There could never be silence in a room so full of the sounds of medicine, but there were no words.

‘Why did you call me here?’

‘So you would know. So you might give me your blessing. To kiss me, because I’m scared, son, I’m so scared. No one’s ever done this before. It’s one shot into the dark, What if I’ve made a mistake, what if I’ve fooled myself? Oh please kiss me and tell me it will be all right.’

I went to the bed. I worked my careful way between the tubes and the lines and wires. I hugged the pile of sun-starved flesh to me. I kissed my father’s lips and as I did my lips formed the silent words, I am now and always must be Shiv’s enemy but if there is anything of you left in there, if you can make anything out of the vibrations of my lips on yours, then give me a sign.

I stood up and said, ‘I love you, Dad.’

‘I love you, son.’

The lips didn’t move, the fingers didn’t lift, the eyes just looked and looked and filled up with tears. He swam my mother to safety on an upturned desk. No. That was someone else.

My father died two months later. My father entered cybernetic nirvana two months later. Either way, I had turned my back once again on Great Delhi and walked out of the world of humans and aeais alike.

The morning of the white horse

What? You expected a hero? I walked away, yes. What should I have done, run around shooting like filmi star? And who should I have shot?

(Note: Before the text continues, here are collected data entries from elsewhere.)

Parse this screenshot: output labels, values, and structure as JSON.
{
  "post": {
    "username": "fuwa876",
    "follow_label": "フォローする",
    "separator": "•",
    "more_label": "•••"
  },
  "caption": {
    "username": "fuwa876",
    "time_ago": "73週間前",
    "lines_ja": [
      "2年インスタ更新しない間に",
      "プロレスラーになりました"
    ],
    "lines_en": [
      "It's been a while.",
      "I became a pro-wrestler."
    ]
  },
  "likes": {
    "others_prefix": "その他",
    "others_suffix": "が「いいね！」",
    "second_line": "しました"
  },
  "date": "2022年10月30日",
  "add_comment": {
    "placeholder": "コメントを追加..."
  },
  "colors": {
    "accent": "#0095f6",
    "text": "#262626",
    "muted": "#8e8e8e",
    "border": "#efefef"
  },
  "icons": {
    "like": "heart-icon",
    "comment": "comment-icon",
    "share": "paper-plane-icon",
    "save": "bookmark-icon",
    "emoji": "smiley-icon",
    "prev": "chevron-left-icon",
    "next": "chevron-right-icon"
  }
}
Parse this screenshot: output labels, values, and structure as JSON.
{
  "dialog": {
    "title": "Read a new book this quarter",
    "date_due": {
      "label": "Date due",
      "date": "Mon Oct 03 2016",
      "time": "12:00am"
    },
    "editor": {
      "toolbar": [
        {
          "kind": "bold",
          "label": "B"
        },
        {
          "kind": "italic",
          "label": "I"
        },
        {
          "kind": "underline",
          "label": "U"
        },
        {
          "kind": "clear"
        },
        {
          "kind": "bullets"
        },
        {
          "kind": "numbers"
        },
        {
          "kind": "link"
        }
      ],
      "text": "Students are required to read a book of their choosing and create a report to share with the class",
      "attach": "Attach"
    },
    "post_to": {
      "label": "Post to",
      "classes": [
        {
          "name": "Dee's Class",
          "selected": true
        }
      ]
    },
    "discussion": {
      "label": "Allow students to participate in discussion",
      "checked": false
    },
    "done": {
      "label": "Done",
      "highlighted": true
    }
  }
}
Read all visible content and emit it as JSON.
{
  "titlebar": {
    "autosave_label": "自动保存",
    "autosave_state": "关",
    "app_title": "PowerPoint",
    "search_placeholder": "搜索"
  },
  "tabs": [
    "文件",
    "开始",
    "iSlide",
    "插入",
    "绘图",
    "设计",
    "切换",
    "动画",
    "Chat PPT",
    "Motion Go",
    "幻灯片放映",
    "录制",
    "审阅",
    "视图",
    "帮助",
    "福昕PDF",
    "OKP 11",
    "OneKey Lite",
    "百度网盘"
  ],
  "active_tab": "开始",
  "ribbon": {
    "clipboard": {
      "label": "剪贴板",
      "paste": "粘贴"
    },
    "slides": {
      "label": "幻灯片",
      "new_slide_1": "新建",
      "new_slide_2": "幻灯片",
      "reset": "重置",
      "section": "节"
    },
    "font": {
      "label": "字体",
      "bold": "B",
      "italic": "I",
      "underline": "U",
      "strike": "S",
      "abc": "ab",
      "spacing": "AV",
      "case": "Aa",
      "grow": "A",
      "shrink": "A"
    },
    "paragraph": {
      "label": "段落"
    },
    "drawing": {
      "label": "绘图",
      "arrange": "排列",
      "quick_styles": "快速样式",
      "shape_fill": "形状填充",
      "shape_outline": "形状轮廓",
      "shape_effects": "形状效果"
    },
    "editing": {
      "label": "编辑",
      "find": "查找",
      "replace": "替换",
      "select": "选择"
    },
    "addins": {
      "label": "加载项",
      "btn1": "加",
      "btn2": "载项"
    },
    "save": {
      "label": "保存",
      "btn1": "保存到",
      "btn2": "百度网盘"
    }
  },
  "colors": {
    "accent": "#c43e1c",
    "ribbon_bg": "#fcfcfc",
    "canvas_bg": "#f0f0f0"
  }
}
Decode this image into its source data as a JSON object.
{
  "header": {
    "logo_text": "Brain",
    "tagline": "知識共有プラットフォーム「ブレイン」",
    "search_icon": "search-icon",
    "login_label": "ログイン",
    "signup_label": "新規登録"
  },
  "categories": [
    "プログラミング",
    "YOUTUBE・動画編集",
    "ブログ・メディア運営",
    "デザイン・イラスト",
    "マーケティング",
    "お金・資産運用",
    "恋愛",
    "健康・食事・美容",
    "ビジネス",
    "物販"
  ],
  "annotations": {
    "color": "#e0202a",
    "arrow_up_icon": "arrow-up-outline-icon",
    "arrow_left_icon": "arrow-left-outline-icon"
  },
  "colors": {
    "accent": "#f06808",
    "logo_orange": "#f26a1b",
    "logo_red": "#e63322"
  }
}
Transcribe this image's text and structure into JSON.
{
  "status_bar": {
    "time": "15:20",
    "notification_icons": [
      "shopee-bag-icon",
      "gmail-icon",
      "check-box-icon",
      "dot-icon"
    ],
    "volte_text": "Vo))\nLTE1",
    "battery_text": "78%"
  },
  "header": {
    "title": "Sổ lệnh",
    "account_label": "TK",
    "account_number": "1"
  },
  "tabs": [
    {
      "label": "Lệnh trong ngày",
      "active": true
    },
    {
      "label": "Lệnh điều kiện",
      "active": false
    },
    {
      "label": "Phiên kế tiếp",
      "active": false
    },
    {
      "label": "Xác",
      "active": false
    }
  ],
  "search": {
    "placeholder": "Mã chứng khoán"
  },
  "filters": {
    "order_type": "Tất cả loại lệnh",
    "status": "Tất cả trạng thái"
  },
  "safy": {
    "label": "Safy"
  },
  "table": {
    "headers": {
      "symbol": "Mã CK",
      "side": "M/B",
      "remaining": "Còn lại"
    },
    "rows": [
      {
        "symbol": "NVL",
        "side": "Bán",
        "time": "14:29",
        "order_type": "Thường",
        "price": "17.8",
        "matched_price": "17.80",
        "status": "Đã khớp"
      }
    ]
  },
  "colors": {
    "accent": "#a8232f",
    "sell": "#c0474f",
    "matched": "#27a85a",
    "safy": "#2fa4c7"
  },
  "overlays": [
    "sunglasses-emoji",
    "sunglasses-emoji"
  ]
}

The villain? Who is the villain here? Shiv? No doubt he could have provided you with a great death scene, like the very best black-moustached Bollywood baddies do, but he is no villain. He is a businessman, pure and simple. A businessman with a product that has changed every part of our world completely and forever. But if I were to shoot him nothing would change. You cannot shoot cybernetics or nanotechnology; economics stubbornly refuses to give you an extended five-minute crawling death-scene, eyes wide with incomprehension at how its brilliant plans could all have ended like this. There are no villains in the real world – real worlds, I suppose we must say now – and very few heroes. Certainly not ball-less heroes. For after all, that’s the quintessence of a hero. He has balls.

No, I did what any sensible Desi-boy would do. I put my head down and survived. In India we leave the heroics to those with the resources to play that game: the gods and the semigods of the Ramayana and the Mahabharata. Let them cross the universes in three steps and battle demon armies. Leave us the important stuff like making money, protecting our families, surviving. It’s what we’ve done through history, through invasion and princely war, through Aryans and Mughals and British: put our heads down, carried on and little by little survived, seduced, assimilated and in the end conquered. It is what will bring us through this dark Age of Kali. India endures. India is her people and we are all only, ultimately the heroes of our own lives. There is only one hero’s journey and that leads from the birth-slap to the burningghat. We are a billion and half heroes. Who can defeat that? So, will I yet be the hero of my own long life? We shall see.